Figure 4. RADR® predicted that GBM, high-grade gliomas, and low-grade gliomas have sufficient PTGR1 expression to be sensitive to LP-184
The oncogene EGFR is involved in GBM tumorigenesis and malignancy, and 57% of primary GBM patients are reported to have gain-of-function alterations. Our preclinical data showed EGFR activity enhances likelihood of LP-184 response (table), which is consistent with our predictions of LP-184 response that showed a positive association of Normalized Enrichment Score (NES) of EGFR activity and predicted response. Nearly all GBM patients in the US are treated with temozolomide (TMZ), which favors tumor re-expression of MGMT through promoter demethylation and resistance to TMZ-induced DNA damage. TMZ methylation is used as a clinical marker for TMZ susceptibility, while TMZ demethylation and expression is a marker for TMZ resistance. We found TMZ methylation is negatively correlated to LP-184 response in cell lines. These data suggest LP-184 will have a promising target profile for the majority of GBM. The main obstacle to therapeutic efficacy and long term survival with GBM treatment is development of TMZ resistance through MGMT re-expression. As MGMT does not show a similar anti-correlation with LP-184, it suggests LP-184 can be a promising agent for treatment of TMZ-resistant GBM.
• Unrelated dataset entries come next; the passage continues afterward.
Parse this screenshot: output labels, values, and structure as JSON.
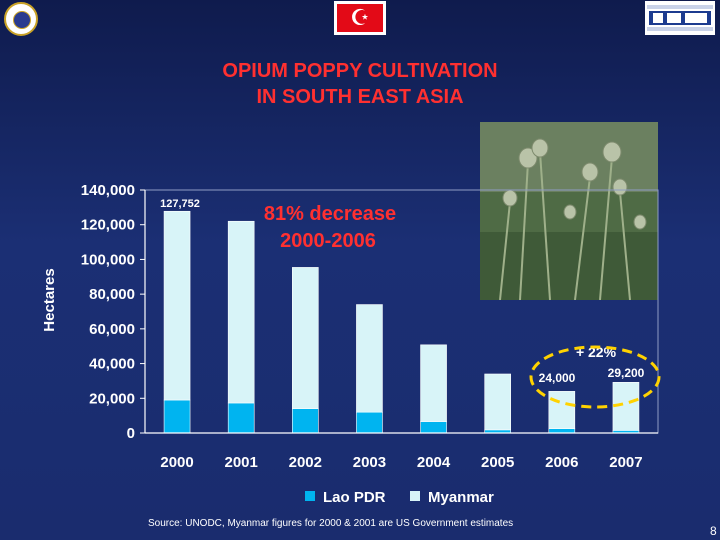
{
  "header": {
    "left_logo_icon": "police-emblem-icon",
    "flag_icon": "turkish-flag-icon",
    "flag_glyph": "☪",
    "right_logo_icon": "kom-logo-icon"
  },
  "chart_data": {
    "type": "bar",
    "stacked": true,
    "title_lines": [
      "OPIUM POPPY CULTIVATION",
      "IN SOUTH EAST ASIA"
    ],
    "ylabel": "Hectares",
    "xlabel": "",
    "categories": [
      "2000",
      "2001",
      "2002",
      "2003",
      "2004",
      "2005",
      "2006",
      "2007"
    ],
    "series": [
      {
        "name": "Lao PDR",
        "color": "#00b4f0",
        "values": [
          19000,
          17300,
          14000,
          12000,
          6600,
          1800,
          2500,
          1500
        ]
      },
      {
        "name": "Myanmar",
        "color": "#d8f4f8",
        "values": [
          108752,
          104700,
          81400,
          62000,
          44200,
          32200,
          21500,
          27700
        ]
      }
    ],
    "ylim": [
      0,
      140000
    ],
    "yticks": [
      "0",
      "20,000",
      "40,000",
      "60,000",
      "80,000",
      "100,000",
      "120,000",
      "140,000"
    ],
    "ytick_values": [
      0,
      20000,
      40000,
      60000,
      80000,
      100000,
      120000,
      140000
    ],
    "grid": false,
    "legend_position": "bottom",
    "annotations": {
      "first_bar_label": "127,752",
      "decrease_lines": [
        "81% decrease",
        "2000-2006"
      ],
      "increase_label": "+ 22%",
      "bar_2006_label": "24,000",
      "bar_2007_label": "29,200"
    },
    "colors": {
      "plot_background": "#1a2c6e",
      "axis_text": "#ffffff",
      "decrease_text": "#ff3030",
      "highlight_ellipse": "#ffd200"
    }
  },
  "footer": {
    "source": "Source: UNODC, Myanmar figures for 2000 & 2001 are US Government estimates",
    "corner_number": "8"
  }
}
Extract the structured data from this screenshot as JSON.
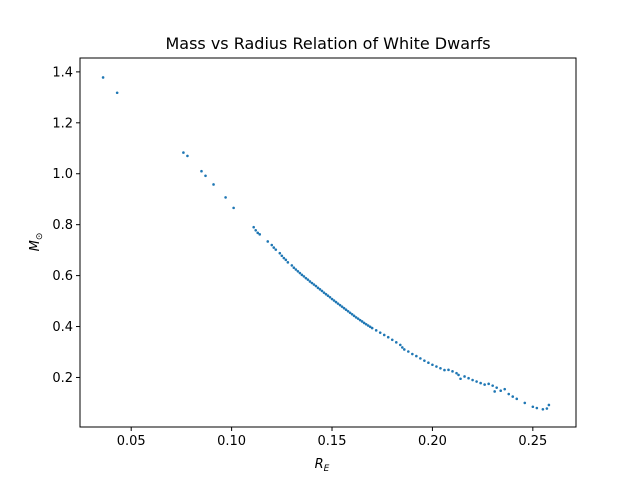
{
  "chart_data": {
    "type": "scatter",
    "title": "Mass vs Radius Relation of White Dwarfs",
    "xlabel": {
      "main": "R",
      "sub": "E"
    },
    "ylabel": {
      "main": "M",
      "sub": "⊙"
    },
    "xlim": [
      0.0245,
      0.2715
    ],
    "ylim": [
      0.0055,
      1.4545
    ],
    "xticks": [
      0.05,
      0.1,
      0.15,
      0.2,
      0.25
    ],
    "xtick_labels": [
      "0.05",
      "0.10",
      "0.15",
      "0.20",
      "0.25"
    ],
    "yticks": [
      0.2,
      0.4,
      0.6,
      0.8,
      1.0,
      1.2,
      1.4
    ],
    "ytick_labels": [
      "0.2",
      "0.4",
      "0.6",
      "0.8",
      "1.0",
      "1.2",
      "1.4"
    ],
    "grid": false,
    "marker_color": "#1f77b4",
    "series": [
      {
        "points": [
          [
            0.036,
            1.378
          ],
          [
            0.043,
            1.318
          ],
          [
            0.076,
            1.083
          ],
          [
            0.078,
            1.07
          ],
          [
            0.085,
            1.01
          ],
          [
            0.087,
            0.992
          ],
          [
            0.091,
            0.958
          ],
          [
            0.097,
            0.907
          ],
          [
            0.101,
            0.866
          ],
          [
            0.111,
            0.79
          ],
          [
            0.112,
            0.778
          ],
          [
            0.113,
            0.768
          ],
          [
            0.114,
            0.762
          ],
          [
            0.118,
            0.734
          ],
          [
            0.12,
            0.72
          ],
          [
            0.121,
            0.71
          ],
          [
            0.122,
            0.702
          ],
          [
            0.124,
            0.688
          ],
          [
            0.125,
            0.678
          ],
          [
            0.126,
            0.669
          ],
          [
            0.127,
            0.662
          ],
          [
            0.128,
            0.652
          ],
          [
            0.13,
            0.64
          ],
          [
            0.131,
            0.631
          ],
          [
            0.132,
            0.624
          ],
          [
            0.133,
            0.617
          ],
          [
            0.134,
            0.61
          ],
          [
            0.135,
            0.603
          ],
          [
            0.136,
            0.597
          ],
          [
            0.137,
            0.59
          ],
          [
            0.138,
            0.584
          ],
          [
            0.139,
            0.577
          ],
          [
            0.14,
            0.571
          ],
          [
            0.141,
            0.565
          ],
          [
            0.142,
            0.559
          ],
          [
            0.143,
            0.552
          ],
          [
            0.144,
            0.546
          ],
          [
            0.145,
            0.54
          ],
          [
            0.146,
            0.533
          ],
          [
            0.147,
            0.527
          ],
          [
            0.148,
            0.521
          ],
          [
            0.149,
            0.515
          ],
          [
            0.15,
            0.508
          ],
          [
            0.151,
            0.502
          ],
          [
            0.152,
            0.496
          ],
          [
            0.153,
            0.49
          ],
          [
            0.154,
            0.484
          ],
          [
            0.155,
            0.478
          ],
          [
            0.156,
            0.472
          ],
          [
            0.157,
            0.466
          ],
          [
            0.158,
            0.46
          ],
          [
            0.159,
            0.454
          ],
          [
            0.16,
            0.448
          ],
          [
            0.161,
            0.442
          ],
          [
            0.162,
            0.436
          ],
          [
            0.163,
            0.431
          ],
          [
            0.164,
            0.425
          ],
          [
            0.165,
            0.42
          ],
          [
            0.166,
            0.414
          ],
          [
            0.167,
            0.409
          ],
          [
            0.168,
            0.404
          ],
          [
            0.169,
            0.399
          ],
          [
            0.17,
            0.394
          ],
          [
            0.172,
            0.385
          ],
          [
            0.174,
            0.376
          ],
          [
            0.176,
            0.367
          ],
          [
            0.178,
            0.358
          ],
          [
            0.18,
            0.348
          ],
          [
            0.182,
            0.338
          ],
          [
            0.184,
            0.328
          ],
          [
            0.185,
            0.318
          ],
          [
            0.186,
            0.31
          ],
          [
            0.188,
            0.302
          ],
          [
            0.19,
            0.292
          ],
          [
            0.192,
            0.284
          ],
          [
            0.194,
            0.275
          ],
          [
            0.196,
            0.266
          ],
          [
            0.198,
            0.258
          ],
          [
            0.2,
            0.25
          ],
          [
            0.202,
            0.243
          ],
          [
            0.204,
            0.236
          ],
          [
            0.206,
            0.229
          ],
          [
            0.208,
            0.23
          ],
          [
            0.21,
            0.224
          ],
          [
            0.212,
            0.217
          ],
          [
            0.213,
            0.21
          ],
          [
            0.214,
            0.195
          ],
          [
            0.216,
            0.204
          ],
          [
            0.218,
            0.197
          ],
          [
            0.22,
            0.19
          ],
          [
            0.222,
            0.184
          ],
          [
            0.224,
            0.178
          ],
          [
            0.226,
            0.172
          ],
          [
            0.228,
            0.175
          ],
          [
            0.23,
            0.168
          ],
          [
            0.231,
            0.145
          ],
          [
            0.232,
            0.16
          ],
          [
            0.234,
            0.148
          ],
          [
            0.236,
            0.154
          ],
          [
            0.238,
            0.135
          ],
          [
            0.24,
            0.125
          ],
          [
            0.242,
            0.116
          ],
          [
            0.246,
            0.1
          ],
          [
            0.25,
            0.085
          ],
          [
            0.252,
            0.08
          ],
          [
            0.255,
            0.075
          ],
          [
            0.257,
            0.078
          ],
          [
            0.258,
            0.092
          ]
        ]
      }
    ]
  }
}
Validation of RADR® Insights in the Wet Lab
Following the RADR® insights that strongly predicted that LP-184 would be effective for GBM, Lantern conducted in vitro and in vivo experiments to validate RADR®’s predictions. LP-184 was found to have nanomolar potency across several genetically diverse GBM models, including both MGMT methylated and unmethylated GBM models. Additionally, LP-184 was found to have high blood brain barrier permeability similar to TMZ and have higher bioavailability in brain tumors compared to the surrounding brain tissue (2:1 ratio). These and subsequent preclinical experiments validated LP-184’s sensitivity for GBM and supported its progression towards a first in human Phase 1 clinical trial.
Conclusion
Implementing RADR®’s A.I. and M.L. insights into Lantern’s drug discovery and development platform has rapidly accelerated its pipeline of drug programs, including LP-184 for GBM. In around two years, Lantern has progressed its GBM program from initial RADR® insights, to wet lab validation, to late stage IND studies - significantly cutting typical drug development timelines and costs. Using this model of drug development, Lantern has achieved similar timelines for several of its other programs and is anticipating a Phase 1 clinical trial for GBM in early 2023.
Since the initial RADR® insights in 2020, RADR® has undergone significant growth across the entire platform, including the development of more sophisticated M.L. models, the incorporation of advanced ensemble algorithms, and significant upgrades to infrastructure. These advancements have increased the predictive accuracy and functionality of RADR® and continue to power the drug discovery development of Lantern and its collaborators.